February 3, 2017 | Bill Harris

The White House National Economic Council Director (and former number two at Goldman Sachs, whose stock price went up 5% on the day he made his announcements) Gary Cohn said this about the Fiduciary Rule in an interview with the Wall Street Journal: “We think it is a bad rule. It is a bad rule for consumers. This is like putting only healthy food on the menu because unhealthy food tastes good but you still shouldn’t eat it because you might die younger.”

Encouraging people to die younger is one way to solve our retirement crisis. But we think a better way is to encourage people to save responsibly and invest well, so they’re able to live a long life in financial security.

The Wall Street Journal says, “The Fiduciary Rule, which was unveiled by the Labor Department last spring and is due to take effect in April, aims to hold brokers and financial advisers who work with tax-advantaged retirement savings to a fiduciary standard as opposed to the previous suitability standard. Under the fiduciary standard, advisers overseeing about $3 trillion in U.S. retirement savings would be required to work in their clients’ best interest and generally avoid the conflicts that can arise with commission-based compensation.”

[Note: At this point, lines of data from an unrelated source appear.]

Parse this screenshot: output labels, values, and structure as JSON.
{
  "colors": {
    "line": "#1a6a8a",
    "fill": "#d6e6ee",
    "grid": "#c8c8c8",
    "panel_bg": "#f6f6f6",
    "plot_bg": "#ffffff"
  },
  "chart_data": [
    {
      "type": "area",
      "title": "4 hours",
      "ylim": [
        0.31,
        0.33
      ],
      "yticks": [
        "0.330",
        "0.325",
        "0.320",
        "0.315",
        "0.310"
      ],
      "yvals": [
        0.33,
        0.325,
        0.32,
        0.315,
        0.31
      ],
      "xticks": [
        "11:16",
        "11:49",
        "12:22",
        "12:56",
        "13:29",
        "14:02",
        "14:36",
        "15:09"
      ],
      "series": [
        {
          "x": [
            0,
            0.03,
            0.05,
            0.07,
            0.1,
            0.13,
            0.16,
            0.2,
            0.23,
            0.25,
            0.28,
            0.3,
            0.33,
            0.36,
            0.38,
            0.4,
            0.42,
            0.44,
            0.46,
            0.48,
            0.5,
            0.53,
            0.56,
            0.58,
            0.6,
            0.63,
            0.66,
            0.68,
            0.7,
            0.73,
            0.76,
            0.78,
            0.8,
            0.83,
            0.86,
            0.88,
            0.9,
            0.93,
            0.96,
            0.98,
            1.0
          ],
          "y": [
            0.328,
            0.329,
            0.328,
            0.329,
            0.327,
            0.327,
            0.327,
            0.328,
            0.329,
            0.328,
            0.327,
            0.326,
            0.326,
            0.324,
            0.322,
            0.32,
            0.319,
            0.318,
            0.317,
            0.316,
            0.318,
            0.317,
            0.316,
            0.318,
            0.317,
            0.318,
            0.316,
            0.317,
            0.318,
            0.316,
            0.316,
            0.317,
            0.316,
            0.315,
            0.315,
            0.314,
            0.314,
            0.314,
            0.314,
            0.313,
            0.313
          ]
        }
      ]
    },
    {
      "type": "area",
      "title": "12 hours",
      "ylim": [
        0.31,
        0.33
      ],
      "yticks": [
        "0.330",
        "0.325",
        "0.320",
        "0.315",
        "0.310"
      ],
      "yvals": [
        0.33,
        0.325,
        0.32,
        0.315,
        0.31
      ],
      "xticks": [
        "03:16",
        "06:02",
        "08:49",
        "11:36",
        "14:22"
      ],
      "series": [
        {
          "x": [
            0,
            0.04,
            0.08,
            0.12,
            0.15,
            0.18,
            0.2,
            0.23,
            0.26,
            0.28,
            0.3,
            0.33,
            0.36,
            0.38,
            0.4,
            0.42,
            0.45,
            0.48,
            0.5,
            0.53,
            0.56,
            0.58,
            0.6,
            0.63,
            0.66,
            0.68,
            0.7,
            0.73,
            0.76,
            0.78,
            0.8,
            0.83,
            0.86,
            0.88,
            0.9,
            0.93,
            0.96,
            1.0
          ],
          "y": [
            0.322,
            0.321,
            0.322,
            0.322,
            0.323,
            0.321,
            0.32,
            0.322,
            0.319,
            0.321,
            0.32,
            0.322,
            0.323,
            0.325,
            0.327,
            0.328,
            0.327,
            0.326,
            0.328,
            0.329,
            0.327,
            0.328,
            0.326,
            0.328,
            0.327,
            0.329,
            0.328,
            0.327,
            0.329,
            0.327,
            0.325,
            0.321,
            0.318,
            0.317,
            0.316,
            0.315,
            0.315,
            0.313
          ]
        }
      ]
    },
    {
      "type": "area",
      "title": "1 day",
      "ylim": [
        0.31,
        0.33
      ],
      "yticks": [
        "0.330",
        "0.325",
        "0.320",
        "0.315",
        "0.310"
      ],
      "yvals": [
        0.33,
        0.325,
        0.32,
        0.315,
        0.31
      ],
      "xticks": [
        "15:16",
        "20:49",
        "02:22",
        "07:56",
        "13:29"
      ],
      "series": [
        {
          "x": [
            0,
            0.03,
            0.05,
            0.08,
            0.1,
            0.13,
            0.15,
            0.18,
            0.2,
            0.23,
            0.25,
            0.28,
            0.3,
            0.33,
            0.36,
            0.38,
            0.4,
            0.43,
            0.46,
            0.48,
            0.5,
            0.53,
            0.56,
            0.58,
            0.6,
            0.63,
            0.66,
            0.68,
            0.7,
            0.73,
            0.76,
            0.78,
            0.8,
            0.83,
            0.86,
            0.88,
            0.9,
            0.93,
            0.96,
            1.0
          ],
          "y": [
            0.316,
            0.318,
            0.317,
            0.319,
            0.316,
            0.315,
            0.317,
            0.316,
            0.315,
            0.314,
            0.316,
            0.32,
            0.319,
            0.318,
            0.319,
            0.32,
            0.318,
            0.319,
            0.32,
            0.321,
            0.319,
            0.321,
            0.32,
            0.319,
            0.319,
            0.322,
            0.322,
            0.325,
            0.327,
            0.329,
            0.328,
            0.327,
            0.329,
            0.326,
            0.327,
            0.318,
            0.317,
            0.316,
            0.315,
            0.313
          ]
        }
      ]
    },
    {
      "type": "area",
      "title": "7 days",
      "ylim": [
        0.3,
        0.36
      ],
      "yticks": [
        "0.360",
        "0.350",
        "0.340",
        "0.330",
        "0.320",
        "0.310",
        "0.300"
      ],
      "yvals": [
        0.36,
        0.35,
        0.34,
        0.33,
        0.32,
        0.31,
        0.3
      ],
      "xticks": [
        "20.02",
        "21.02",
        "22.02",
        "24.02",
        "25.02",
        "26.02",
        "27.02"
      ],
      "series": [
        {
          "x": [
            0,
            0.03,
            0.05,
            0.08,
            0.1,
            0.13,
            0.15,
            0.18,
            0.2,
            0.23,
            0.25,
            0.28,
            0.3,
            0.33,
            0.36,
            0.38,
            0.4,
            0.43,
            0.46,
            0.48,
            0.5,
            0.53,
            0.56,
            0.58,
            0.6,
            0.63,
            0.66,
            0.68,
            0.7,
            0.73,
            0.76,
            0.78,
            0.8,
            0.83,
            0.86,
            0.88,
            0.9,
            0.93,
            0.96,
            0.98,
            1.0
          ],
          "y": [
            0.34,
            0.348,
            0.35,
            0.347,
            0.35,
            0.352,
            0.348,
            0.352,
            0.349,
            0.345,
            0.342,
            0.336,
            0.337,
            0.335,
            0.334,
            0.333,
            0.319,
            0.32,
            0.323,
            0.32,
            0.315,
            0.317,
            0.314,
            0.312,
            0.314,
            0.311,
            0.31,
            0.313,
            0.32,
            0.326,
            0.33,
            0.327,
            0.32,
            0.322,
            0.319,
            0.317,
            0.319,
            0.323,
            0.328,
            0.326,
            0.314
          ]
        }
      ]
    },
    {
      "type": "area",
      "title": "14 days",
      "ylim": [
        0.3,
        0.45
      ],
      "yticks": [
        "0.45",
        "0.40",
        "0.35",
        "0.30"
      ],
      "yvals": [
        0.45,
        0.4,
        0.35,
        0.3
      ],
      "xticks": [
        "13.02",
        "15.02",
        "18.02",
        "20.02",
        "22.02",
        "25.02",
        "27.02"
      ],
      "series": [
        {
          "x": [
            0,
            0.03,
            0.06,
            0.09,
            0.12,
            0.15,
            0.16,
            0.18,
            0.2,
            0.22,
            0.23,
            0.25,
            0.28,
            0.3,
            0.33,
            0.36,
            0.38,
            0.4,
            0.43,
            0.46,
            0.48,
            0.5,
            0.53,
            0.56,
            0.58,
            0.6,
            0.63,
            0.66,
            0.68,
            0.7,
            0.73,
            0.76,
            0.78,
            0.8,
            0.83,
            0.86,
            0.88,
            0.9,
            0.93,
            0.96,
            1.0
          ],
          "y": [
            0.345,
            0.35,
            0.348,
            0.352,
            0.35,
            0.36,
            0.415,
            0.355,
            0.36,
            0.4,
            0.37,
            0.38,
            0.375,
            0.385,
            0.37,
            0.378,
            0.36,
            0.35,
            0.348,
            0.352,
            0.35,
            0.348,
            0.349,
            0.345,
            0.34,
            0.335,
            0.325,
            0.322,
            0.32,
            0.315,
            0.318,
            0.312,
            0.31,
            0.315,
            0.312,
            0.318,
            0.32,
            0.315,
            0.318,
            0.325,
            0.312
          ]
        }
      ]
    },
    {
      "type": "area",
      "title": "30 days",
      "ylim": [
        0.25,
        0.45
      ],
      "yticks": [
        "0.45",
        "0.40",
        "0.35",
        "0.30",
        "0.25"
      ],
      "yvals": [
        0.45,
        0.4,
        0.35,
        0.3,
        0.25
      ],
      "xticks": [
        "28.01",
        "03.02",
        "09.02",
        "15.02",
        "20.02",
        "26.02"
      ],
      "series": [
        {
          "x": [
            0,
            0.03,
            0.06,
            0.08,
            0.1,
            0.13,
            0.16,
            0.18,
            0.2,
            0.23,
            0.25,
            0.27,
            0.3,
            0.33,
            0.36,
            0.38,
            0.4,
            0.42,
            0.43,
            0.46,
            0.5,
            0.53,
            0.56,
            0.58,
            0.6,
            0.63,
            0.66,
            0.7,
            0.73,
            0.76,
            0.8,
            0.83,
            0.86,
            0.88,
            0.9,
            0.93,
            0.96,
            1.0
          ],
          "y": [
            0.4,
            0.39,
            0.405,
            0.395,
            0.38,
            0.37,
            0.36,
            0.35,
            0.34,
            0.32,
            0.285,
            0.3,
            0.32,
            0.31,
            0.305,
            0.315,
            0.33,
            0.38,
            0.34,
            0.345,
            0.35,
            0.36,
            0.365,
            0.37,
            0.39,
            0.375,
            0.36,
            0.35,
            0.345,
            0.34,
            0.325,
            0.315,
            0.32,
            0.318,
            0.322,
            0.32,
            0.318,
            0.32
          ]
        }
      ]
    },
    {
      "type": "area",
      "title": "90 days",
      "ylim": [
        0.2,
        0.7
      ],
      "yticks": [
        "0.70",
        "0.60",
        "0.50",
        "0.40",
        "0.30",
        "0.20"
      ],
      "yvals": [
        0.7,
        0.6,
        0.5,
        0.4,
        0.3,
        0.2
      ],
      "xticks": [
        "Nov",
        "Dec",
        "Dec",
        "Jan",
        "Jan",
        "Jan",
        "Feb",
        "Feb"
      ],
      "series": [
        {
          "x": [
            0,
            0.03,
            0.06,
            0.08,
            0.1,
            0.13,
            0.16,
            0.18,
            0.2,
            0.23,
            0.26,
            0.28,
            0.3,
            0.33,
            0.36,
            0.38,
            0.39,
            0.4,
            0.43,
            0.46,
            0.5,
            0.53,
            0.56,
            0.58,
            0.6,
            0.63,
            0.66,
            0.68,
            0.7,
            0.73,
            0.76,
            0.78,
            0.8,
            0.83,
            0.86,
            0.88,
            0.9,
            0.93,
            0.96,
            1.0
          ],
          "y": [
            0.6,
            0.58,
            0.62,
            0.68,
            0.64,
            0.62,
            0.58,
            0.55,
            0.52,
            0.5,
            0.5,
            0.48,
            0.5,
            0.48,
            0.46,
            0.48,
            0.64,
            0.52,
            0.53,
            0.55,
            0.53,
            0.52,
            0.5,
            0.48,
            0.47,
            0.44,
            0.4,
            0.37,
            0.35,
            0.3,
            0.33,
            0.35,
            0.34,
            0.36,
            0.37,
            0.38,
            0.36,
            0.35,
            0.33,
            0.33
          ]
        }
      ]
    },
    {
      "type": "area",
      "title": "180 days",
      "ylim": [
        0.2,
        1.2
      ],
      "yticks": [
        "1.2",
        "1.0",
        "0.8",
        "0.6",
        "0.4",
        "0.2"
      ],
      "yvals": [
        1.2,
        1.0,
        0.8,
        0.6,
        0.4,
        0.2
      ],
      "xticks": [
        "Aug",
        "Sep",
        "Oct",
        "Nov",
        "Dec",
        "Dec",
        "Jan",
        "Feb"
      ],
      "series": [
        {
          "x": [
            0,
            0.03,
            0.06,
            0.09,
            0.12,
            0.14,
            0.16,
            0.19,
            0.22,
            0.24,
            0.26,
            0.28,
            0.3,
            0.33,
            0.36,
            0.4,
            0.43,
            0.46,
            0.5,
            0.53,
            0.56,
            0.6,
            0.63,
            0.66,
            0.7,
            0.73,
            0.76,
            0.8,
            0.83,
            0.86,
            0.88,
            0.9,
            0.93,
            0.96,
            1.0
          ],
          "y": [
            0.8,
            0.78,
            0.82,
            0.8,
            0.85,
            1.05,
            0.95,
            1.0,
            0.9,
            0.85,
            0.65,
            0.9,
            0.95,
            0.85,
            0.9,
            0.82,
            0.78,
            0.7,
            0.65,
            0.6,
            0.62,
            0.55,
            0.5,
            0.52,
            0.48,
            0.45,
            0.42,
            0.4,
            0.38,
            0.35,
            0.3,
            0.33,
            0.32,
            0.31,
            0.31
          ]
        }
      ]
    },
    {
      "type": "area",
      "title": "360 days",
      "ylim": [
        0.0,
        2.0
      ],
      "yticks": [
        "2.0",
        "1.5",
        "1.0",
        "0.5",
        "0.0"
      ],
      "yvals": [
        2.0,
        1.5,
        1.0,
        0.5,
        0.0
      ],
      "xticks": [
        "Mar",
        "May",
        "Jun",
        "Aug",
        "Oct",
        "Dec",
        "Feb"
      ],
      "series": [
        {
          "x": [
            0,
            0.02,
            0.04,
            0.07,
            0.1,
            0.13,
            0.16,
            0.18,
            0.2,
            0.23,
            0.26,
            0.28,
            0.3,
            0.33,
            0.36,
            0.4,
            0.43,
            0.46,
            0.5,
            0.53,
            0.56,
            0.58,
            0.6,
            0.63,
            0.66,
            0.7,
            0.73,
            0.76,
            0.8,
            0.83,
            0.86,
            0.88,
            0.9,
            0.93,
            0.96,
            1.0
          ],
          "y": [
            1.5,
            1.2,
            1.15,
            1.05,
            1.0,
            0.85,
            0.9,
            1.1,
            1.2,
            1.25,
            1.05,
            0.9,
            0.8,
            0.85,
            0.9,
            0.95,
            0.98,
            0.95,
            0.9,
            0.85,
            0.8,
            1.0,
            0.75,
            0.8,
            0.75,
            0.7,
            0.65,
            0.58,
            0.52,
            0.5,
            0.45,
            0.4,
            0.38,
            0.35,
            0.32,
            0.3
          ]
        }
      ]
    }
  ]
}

It’s inarguable that we should act in the best interest of our customers. And, unsurprisingly, that’s what customers want, too! An overwhelming majority of the 1.3 million registered users of our financial advisory software and services that we’ve spoken to express a vital interest in being treated this way.

Equally troubling, the nominee for Secretary of the Department of Labor is not known for upholding the work of the Labor Department. As reported by the New York Times, he “was working at a law firm owned by a famous mob lawyer and casino owner whom the Department of Labor accused of squandering $25 million from his union workers’ person funds on sham investments…[he] told the jury it was not his boss’ fault for not paying back the money – it was overzealous regulators in Washington…’We should not be required to pay for the mistakes of the Department of Labor.'”

Underfunded retirement is the most serious financial disaster waiting to befall both current and future retirees and the nation itself, because the burden to support people in retirement will ultimately fall on all of us as taxpayers. And it’s tragic that providers of retirement accounts, who benefit from tax advantages bestowed by Congress to encourage retirement savings, so often charge high fees and put participants in inappropriate investments for the benefit of their own bottom lines.

Personal Capital already is and always has been a fiduciary of its customers’ money. We offer the world’s best personal finance management and financial planning software to anyone with an Internet connection or mobile phone. Importantly, we also offer human advice deeply integrated with our software. Our mission is simple: “Better financial lives through technology and people.”